Quick answer
Attendance % = (hours present ÷ hours expected) × 100
Formula
- (present ÷ expected) × 100
- Policy defines expected and present
Introduction
Schools and employers track attendance as a percent so trends are visible across weeks and terms.
Hour-based attendance respects partial days better than a simple present-or-absent flag when policies allow it.
Enter present hours as a and expected hours as b on the Time Percentage Calculator for quick results.
See also time percentage examples for school and shift rows.
Overview
Expected hours may come from the class schedule, instructional day length, or standard shift.

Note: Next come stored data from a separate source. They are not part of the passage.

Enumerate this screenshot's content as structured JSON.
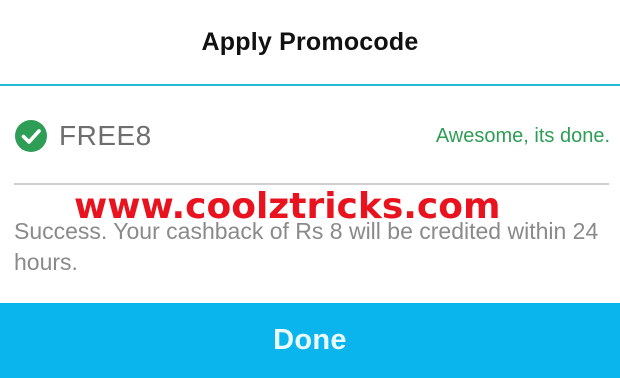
{
  "dialog": {
    "title": "Apply Promocode"
  },
  "promo": {
    "code": "FREE8",
    "status_text": "Awesome, its done.",
    "status_icon": "check-circle-icon",
    "status_color": "#2e9d55"
  },
  "watermark": {
    "text": "www.coolztricks.com",
    "color": "#e8131e"
  },
  "message": {
    "text": "Success. Your cashback of Rs 8 will be credited within 24 hours."
  },
  "actions": {
    "done_label": "Done",
    "done_color": "#0ab5ee"
  },
  "colors": {
    "accent_rule": "#27b8d9"
  }
}
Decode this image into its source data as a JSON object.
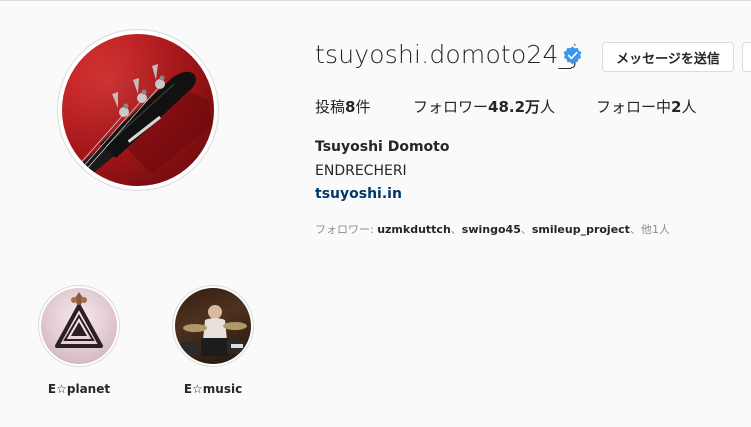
{
  "profile": {
    "username": "tsuyoshi.domoto24_j",
    "verified_icon": "verified-badge-icon",
    "message_button": "メッセージを送信",
    "stats": {
      "posts_label": "投稿",
      "posts_value": "8",
      "posts_suffix": "件",
      "followers_label": "フォロワー",
      "followers_value": "48.2万",
      "followers_suffix": "人",
      "following_label": "フォロー中",
      "following_value": "2",
      "following_suffix": "人"
    },
    "full_name": "Tsuyoshi Domoto",
    "bio": "ENDRECHERI",
    "link": "tsuyoshi.in",
    "followed_by": {
      "prefix": "フォロワー: ",
      "names": [
        "uzmkduttch",
        "swingo45",
        "smileup_project"
      ],
      "separator": "、",
      "suffix": "、他1人"
    }
  },
  "highlights": [
    {
      "label": "E☆planet",
      "icon": "eplanet-logo-icon"
    },
    {
      "label": "E☆music",
      "icon": "drummer-photo"
    }
  ],
  "colors": {
    "background": "#fafafa",
    "border": "#dbdbdb",
    "link": "#00376b",
    "verified": "#3897f0",
    "avatar_red": "#c2181c"
  }
}
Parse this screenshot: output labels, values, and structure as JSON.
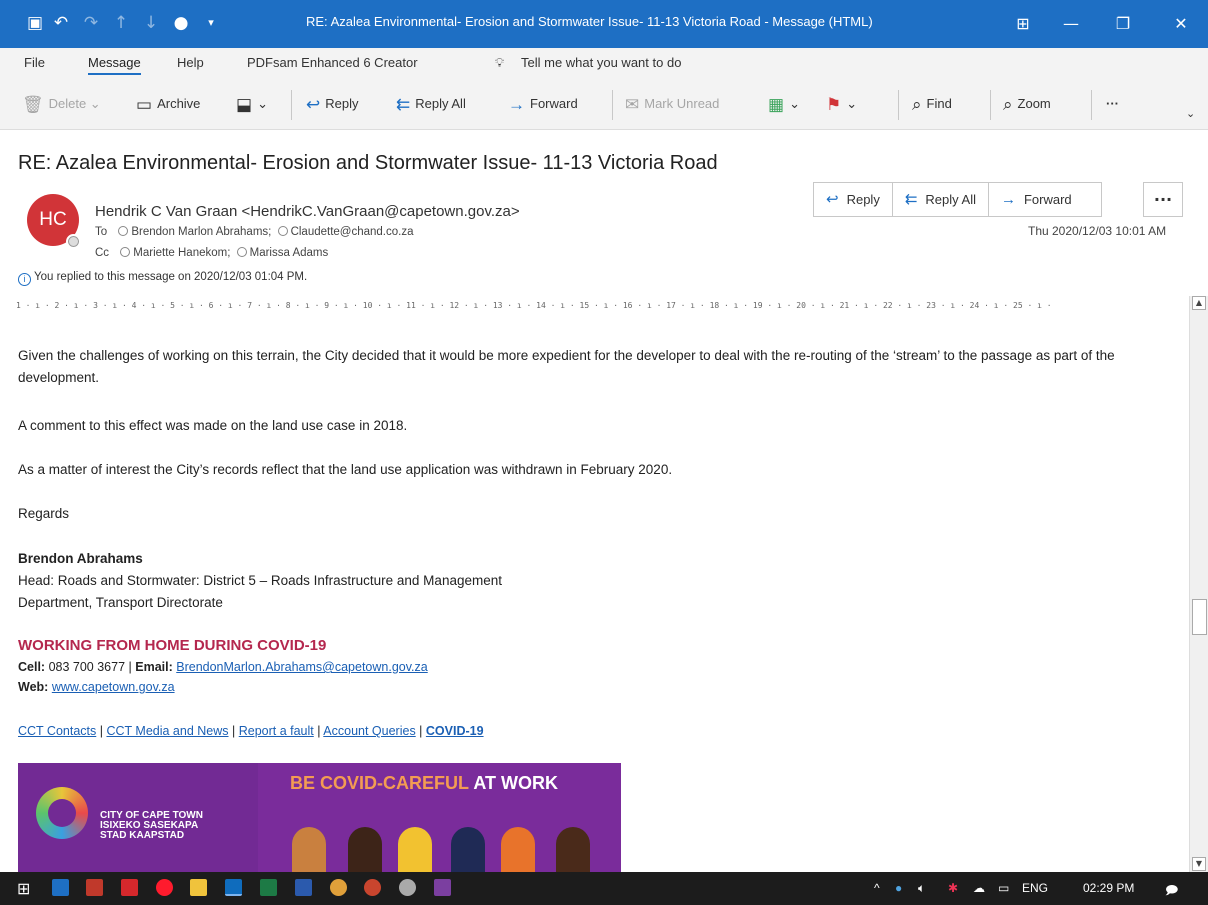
{
  "window": {
    "title": "RE: Azalea Environmental- Erosion and Stormwater Issue- 11-13 Victoria Road  -  Message (HTML)"
  },
  "menu": {
    "items": [
      "File",
      "Message",
      "Help",
      "PDFsam Enhanced 6 Creator"
    ],
    "active": "Message",
    "tell_me": "Tell me what you want to do"
  },
  "ribbon": {
    "delete": "Delete",
    "archive": "Archive",
    "reply": "Reply",
    "reply_all": "Reply All",
    "forward": "Forward",
    "mark_unread": "Mark Unread",
    "find": "Find",
    "zoom": "Zoom"
  },
  "message": {
    "subject": "RE: Azalea Environmental- Erosion and Stormwater Issue- 11-13 Victoria Road",
    "avatar_initials": "HC",
    "sender": "Hendrik C Van Graan <HendrikC.VanGraan@capetown.gov.za>",
    "to_label": "To",
    "to": [
      "Brendon Marlon Abrahams;",
      "Claudette@chand.co.za"
    ],
    "cc_label": "Cc",
    "cc": [
      "Mariette Hanekom;",
      "Marissa Adams"
    ],
    "info": "You replied to this message on 2020/12/03 01:04 PM.",
    "date": "Thu 2020/12/03 10:01 AM",
    "actions": {
      "reply": "Reply",
      "reply_all": "Reply All",
      "forward": "Forward"
    }
  },
  "ruler": "1 · ı · 2 · ı · 3 · ı · 4 · ı · 5 · ı · 6 · ı · 7 · ı · 8 · ı · 9 · ı · 10 · ı · 11 · ı · 12 · ı · 13 · ı · 14 · ı · 15 · ı · 16 · ı · 17 · ı · 18 · ı · 19 · ı · 20 · ı · 21 · ı · 22 · ı · 23 · ı · 24 · ı · 25 · ı ·",
  "body": {
    "p1": "Given the challenges of working on this terrain, the City decided that it would be more expedient for the developer to deal with the re-routing  of the ‘stream’ to the passage as part of the development.",
    "p2": "A comment to this effect was made on the land use case in 2018.",
    "p3": "As a matter of interest the City’s records reflect that the land use application was withdrawn in February 2020.",
    "regards": "Regards",
    "sig_name": "Brendon Abrahams",
    "sig_title": "Head: Roads and Stormwater: District 5 – Roads Infrastructure and Management",
    "sig_dept": "Department, Transport Directorate",
    "covid_heading": "WORKING FROM HOME DURING COVID-19",
    "cell_label": "Cell:",
    "cell": "083 700 3677",
    "email_label": "Email:",
    "email": "BrendonMarlon.Abrahams@capetown.gov.za",
    "web_label": "Web:",
    "web": "www.capetown.gov.za",
    "links": [
      "CCT Contacts",
      "CCT Media and News",
      "Report a fault",
      "Account Queries",
      "COVID-19"
    ]
  },
  "banner": {
    "org_line1": "CITY OF CAPE TOWN",
    "org_line2": "ISIXEKO SASEKAPA",
    "org_line3": "STAD KAAPSTAD",
    "title_a": "BE COVID-CAREFUL",
    "title_b": " AT WORK"
  },
  "taskbar": {
    "lang": "ENG",
    "time": "02:29 PM"
  }
}
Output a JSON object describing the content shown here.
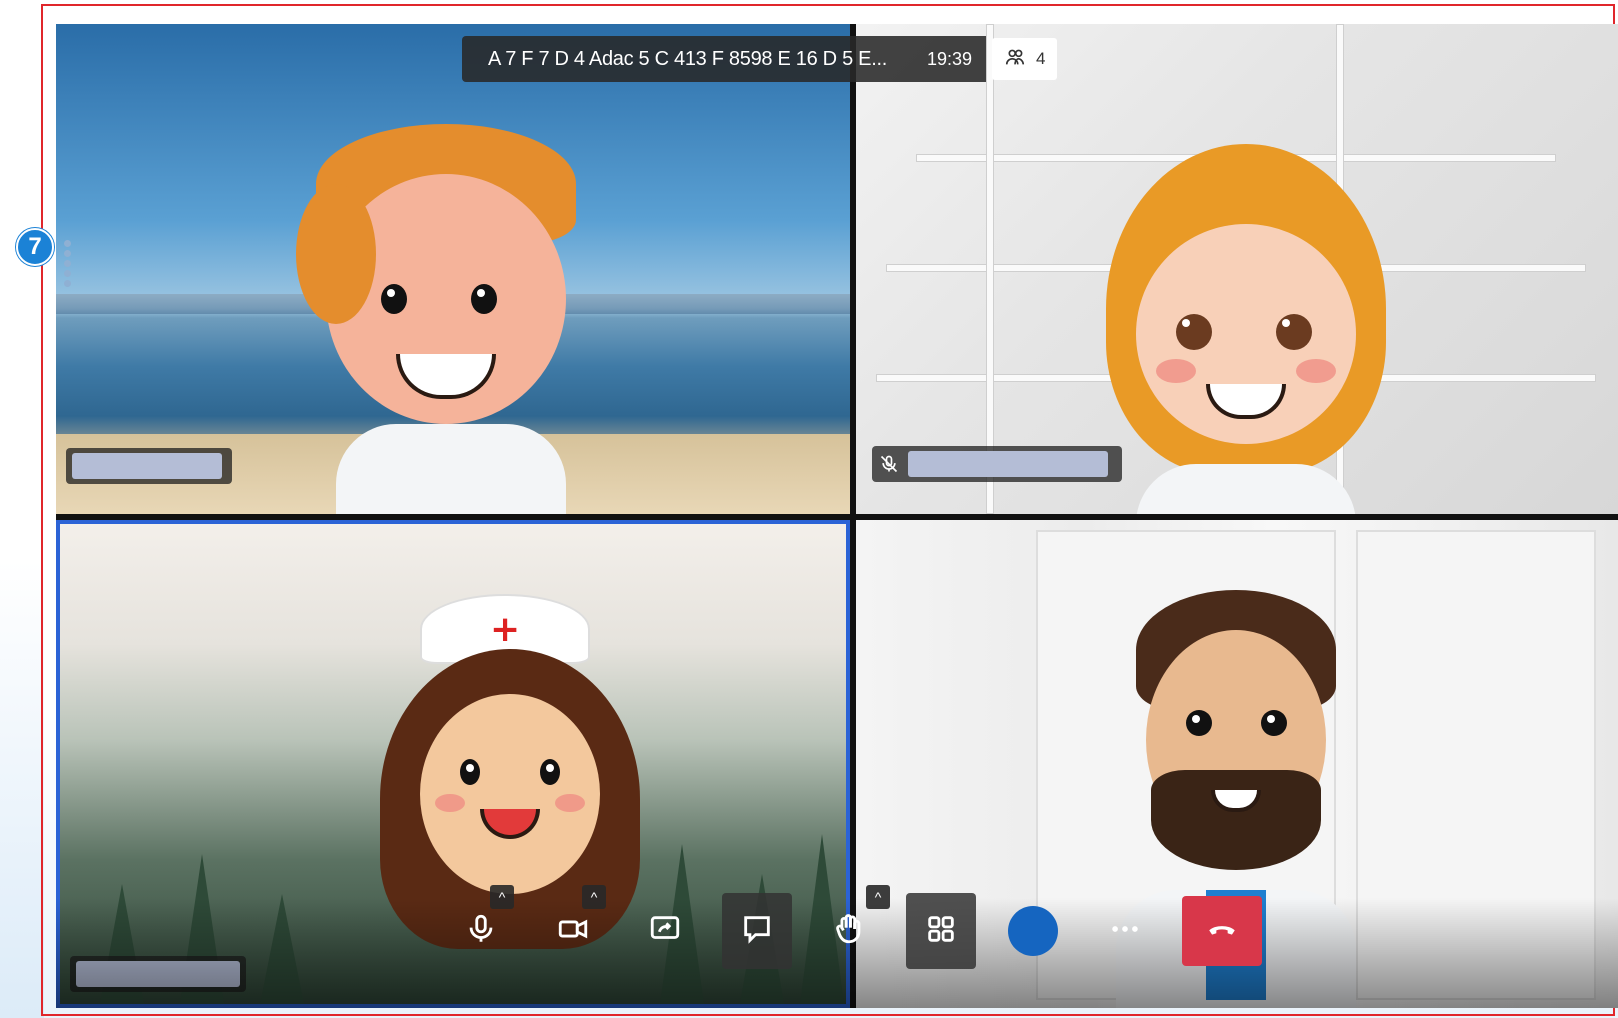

Present hours count time actually attended, including partial hours when logs support them.
Policies differ on excused absences, tardiness, and whether breaks count.
The calculator does not apply policy rules; it only computes the ratio you supply.
Formula
- (present ÷ expected) × 100
- Policy defines expected and present
Term attendance often sums present and expected hours across weeks, then divides once.
Daily attendance uses that day as both part and total scope.
Do not confuse attendance percentage with grade percent or productivity percent.
Step-by-step
- Read the policy. Know what counts as expected and present.
- Collect hour logs. Roster, sign-in, or timesheet exports.
- Sum present (a) and expected (b). Use the same period for both sums.
- Compute (a ÷ b) × 100. Round per institutional rules.
- Document excused gaps separately if required. Some policies adjust b before division.
Worked example
6.5 present, 7 expected → about 92.86%.
Term: 280 present, 300 expected → about 93.33%.
Four-hour day policy: 3.5 present, 4 expected → 87.5%.